SEZIONE SESTA CIVILE

SOTTOSEZIONE 1

Composta dagli Ill.mi Sigg.ri Magistrati:

Dott. SCALDAFERRI Andrea – Presidente –

Dott. MELONI Marina – Consigliere –

Dott. ACIERNO Maria – Consigliere –

Dott. NAZZICONE Loredana – rel. Consigliere –

Dott.

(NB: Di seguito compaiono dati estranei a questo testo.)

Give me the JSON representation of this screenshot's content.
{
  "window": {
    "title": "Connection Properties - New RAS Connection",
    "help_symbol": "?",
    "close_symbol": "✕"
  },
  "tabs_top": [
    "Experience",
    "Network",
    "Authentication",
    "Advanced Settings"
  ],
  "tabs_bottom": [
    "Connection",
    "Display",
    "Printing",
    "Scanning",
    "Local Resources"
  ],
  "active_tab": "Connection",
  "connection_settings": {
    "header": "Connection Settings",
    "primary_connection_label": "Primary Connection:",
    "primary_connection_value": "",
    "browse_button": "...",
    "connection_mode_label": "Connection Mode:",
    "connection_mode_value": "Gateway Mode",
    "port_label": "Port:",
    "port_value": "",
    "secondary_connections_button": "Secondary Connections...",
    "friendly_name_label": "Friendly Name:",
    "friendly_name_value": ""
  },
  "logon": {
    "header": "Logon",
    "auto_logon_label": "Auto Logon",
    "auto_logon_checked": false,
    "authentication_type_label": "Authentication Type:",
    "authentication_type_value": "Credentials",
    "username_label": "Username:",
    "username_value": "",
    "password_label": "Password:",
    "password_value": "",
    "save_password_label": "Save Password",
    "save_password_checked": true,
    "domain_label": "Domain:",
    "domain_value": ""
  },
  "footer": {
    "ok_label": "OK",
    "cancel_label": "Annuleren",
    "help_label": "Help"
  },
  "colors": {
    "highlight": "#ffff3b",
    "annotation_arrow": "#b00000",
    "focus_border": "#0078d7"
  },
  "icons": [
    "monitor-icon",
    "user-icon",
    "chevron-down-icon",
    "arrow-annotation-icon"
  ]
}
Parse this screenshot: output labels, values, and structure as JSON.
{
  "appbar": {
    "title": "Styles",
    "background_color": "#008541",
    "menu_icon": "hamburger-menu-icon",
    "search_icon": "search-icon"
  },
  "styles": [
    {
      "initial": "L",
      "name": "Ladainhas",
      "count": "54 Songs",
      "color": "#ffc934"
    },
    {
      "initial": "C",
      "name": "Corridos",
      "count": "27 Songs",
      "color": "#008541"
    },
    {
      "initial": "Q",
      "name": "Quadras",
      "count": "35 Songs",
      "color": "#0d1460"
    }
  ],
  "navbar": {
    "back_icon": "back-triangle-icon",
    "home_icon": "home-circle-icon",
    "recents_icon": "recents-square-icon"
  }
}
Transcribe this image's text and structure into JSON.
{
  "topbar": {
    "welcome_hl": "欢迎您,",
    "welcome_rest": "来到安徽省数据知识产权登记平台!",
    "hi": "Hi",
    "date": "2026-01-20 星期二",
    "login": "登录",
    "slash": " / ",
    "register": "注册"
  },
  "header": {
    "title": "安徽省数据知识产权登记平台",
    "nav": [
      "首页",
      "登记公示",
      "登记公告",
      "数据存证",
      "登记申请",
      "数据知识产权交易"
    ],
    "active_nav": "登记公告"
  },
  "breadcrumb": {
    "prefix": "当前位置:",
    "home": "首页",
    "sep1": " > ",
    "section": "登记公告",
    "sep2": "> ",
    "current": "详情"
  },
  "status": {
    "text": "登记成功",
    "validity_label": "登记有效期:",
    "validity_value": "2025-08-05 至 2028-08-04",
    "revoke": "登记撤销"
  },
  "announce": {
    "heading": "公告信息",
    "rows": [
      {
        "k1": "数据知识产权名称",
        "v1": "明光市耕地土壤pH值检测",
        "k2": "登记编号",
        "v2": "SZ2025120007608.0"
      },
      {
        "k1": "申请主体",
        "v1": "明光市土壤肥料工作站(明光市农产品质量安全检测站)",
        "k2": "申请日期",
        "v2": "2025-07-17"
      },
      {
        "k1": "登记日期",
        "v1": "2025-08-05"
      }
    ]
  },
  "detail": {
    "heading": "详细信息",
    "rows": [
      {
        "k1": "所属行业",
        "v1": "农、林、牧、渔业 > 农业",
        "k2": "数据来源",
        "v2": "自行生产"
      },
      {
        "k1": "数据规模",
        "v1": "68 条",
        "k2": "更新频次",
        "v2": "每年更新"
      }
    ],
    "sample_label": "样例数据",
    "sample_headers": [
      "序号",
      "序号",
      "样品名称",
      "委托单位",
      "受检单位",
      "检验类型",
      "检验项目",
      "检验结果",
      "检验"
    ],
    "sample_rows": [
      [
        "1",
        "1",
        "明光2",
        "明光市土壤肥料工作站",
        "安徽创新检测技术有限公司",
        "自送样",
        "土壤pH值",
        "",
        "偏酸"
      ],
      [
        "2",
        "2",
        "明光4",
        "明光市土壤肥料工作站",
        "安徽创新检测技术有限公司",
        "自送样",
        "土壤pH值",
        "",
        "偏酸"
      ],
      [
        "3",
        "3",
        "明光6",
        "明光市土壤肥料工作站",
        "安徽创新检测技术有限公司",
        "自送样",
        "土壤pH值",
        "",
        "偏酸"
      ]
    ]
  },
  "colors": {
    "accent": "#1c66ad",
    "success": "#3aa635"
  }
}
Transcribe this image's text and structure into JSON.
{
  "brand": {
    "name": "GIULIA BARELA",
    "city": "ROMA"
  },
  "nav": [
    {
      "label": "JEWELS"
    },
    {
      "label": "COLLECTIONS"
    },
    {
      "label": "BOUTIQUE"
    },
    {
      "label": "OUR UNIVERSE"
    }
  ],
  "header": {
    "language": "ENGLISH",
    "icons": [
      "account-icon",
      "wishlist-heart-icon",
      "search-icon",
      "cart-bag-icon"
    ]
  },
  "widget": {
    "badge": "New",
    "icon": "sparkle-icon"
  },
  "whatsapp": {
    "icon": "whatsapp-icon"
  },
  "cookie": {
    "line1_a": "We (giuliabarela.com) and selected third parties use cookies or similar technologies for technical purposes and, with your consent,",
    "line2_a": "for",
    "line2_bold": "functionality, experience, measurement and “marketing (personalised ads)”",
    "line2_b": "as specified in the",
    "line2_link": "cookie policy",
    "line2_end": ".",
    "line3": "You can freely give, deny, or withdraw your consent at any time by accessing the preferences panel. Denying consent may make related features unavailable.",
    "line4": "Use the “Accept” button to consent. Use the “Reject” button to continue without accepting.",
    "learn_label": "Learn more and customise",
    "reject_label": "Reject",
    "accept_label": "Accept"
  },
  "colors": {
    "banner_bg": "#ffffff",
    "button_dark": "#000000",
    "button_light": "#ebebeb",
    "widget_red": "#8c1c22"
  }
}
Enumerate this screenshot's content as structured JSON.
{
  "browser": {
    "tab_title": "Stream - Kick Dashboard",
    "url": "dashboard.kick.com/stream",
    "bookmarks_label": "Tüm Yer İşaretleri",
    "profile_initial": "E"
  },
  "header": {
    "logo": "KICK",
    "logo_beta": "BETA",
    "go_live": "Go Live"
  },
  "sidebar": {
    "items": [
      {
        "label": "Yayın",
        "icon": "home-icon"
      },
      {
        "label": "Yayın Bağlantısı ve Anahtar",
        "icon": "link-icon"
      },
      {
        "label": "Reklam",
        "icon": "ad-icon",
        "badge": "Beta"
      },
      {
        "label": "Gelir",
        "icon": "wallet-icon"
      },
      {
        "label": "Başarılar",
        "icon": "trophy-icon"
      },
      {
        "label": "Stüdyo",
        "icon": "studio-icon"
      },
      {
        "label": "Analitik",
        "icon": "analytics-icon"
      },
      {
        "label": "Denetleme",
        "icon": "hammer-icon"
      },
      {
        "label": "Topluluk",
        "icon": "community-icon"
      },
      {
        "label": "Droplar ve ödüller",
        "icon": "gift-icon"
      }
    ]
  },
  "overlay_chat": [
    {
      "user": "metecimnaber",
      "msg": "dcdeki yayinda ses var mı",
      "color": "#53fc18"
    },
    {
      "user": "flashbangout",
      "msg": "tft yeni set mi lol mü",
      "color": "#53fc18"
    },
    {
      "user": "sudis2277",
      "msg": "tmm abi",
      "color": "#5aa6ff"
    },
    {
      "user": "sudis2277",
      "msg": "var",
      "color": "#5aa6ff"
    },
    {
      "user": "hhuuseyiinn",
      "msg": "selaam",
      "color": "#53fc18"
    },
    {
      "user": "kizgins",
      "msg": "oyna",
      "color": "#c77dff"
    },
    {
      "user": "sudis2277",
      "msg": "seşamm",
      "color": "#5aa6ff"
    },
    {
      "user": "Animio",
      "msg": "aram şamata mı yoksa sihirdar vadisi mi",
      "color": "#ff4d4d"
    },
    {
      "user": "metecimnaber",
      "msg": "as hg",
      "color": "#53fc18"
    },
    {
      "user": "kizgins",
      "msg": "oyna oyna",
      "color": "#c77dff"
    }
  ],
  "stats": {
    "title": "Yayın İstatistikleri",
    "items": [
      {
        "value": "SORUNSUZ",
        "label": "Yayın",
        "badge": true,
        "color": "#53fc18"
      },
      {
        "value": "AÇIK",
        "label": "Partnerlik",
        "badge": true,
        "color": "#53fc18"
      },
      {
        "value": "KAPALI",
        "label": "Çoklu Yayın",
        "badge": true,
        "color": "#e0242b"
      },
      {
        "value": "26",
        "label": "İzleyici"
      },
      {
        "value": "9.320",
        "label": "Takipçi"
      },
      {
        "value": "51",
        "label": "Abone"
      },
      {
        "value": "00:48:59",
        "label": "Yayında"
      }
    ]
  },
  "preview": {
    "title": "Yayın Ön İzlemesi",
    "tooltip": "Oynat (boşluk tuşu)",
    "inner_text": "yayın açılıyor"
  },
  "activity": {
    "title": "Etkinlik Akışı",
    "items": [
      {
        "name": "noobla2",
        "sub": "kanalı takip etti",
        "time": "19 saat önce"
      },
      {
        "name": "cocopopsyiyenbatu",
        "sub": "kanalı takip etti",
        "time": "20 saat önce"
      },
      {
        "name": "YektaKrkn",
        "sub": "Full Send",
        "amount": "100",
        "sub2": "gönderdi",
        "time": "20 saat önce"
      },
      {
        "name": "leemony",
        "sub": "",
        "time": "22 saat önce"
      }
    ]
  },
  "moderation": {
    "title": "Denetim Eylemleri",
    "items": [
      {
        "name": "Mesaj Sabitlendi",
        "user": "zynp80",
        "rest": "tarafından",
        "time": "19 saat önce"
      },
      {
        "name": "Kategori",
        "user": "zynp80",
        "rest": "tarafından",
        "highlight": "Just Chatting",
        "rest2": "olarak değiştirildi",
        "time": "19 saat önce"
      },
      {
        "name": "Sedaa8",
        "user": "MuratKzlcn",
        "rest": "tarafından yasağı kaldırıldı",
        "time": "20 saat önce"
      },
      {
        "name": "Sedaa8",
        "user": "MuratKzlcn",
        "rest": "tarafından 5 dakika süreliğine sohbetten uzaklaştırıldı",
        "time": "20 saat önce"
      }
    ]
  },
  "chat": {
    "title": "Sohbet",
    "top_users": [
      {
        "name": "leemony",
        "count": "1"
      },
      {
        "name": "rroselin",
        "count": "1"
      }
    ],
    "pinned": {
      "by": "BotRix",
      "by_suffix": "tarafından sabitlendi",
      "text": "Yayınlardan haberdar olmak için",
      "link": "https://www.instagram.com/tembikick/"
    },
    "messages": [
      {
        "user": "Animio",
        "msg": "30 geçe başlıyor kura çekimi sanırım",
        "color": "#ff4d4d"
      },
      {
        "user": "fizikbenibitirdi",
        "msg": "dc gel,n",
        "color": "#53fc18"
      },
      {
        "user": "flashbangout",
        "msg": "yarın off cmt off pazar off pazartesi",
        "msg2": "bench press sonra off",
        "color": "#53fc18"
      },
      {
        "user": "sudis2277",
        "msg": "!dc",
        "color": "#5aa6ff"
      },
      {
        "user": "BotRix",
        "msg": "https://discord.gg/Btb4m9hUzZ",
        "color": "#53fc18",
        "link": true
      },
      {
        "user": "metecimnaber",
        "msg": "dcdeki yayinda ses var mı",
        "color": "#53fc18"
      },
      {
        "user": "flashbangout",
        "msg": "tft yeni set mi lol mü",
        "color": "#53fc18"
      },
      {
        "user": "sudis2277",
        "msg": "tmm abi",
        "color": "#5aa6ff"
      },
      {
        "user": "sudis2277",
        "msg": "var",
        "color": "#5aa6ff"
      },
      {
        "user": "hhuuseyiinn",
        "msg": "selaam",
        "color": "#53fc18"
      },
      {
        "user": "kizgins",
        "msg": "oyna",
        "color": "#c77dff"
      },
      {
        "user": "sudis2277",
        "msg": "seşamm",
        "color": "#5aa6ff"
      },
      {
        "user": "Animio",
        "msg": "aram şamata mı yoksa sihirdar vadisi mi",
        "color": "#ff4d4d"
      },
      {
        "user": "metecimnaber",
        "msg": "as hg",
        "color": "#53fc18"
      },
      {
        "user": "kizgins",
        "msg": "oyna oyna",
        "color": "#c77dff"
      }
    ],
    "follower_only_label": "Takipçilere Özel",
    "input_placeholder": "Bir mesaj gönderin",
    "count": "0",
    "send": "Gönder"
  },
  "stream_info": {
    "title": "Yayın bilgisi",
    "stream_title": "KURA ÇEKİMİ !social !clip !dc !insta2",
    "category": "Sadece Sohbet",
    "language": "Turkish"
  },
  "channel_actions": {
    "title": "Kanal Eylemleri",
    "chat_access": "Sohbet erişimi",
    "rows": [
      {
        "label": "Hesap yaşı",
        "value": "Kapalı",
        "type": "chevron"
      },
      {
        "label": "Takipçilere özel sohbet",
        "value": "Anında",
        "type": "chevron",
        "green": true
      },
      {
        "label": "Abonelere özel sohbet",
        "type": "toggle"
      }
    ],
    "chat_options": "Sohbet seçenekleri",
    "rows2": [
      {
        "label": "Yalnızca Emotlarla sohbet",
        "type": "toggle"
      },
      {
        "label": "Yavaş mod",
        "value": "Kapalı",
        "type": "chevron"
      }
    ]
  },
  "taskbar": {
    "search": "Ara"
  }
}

CAIAZZO Rosario – Consigliere –

ha pronunciato la seguente:

ORDINANZA

sul ricorso 26686-2017 proposto da:

O.N.A., elettivamente domiciliata in ROMA, VIA CELIMONTANA 38, presso lo studio dell’avvocato PANARITI PAOLO, rappresentata e difesa dall’avvocato MORANA GIOVANNI A.M.;

– ricorrente –

contro

T.A., elettivamente domiciliato in ROMA, PIAZZA CAVOUR presso la CANCELLERIA della CORTE di CASSAZIONE, rappresentato e difeso dall’avvocato ACTIS GIANLUCA;

– controricorrente –

avverso la sentenza n. 3542/2017 della CORTE D’APPELLO di NAPOLI, depositata il 08/08/2017;

udita la relazione della causa svolta nella camera di consiglio non ptirtec1pa t a del 02/04/2019 dal Consigliere Relatore Dott. NAZZICONE LOREDANA.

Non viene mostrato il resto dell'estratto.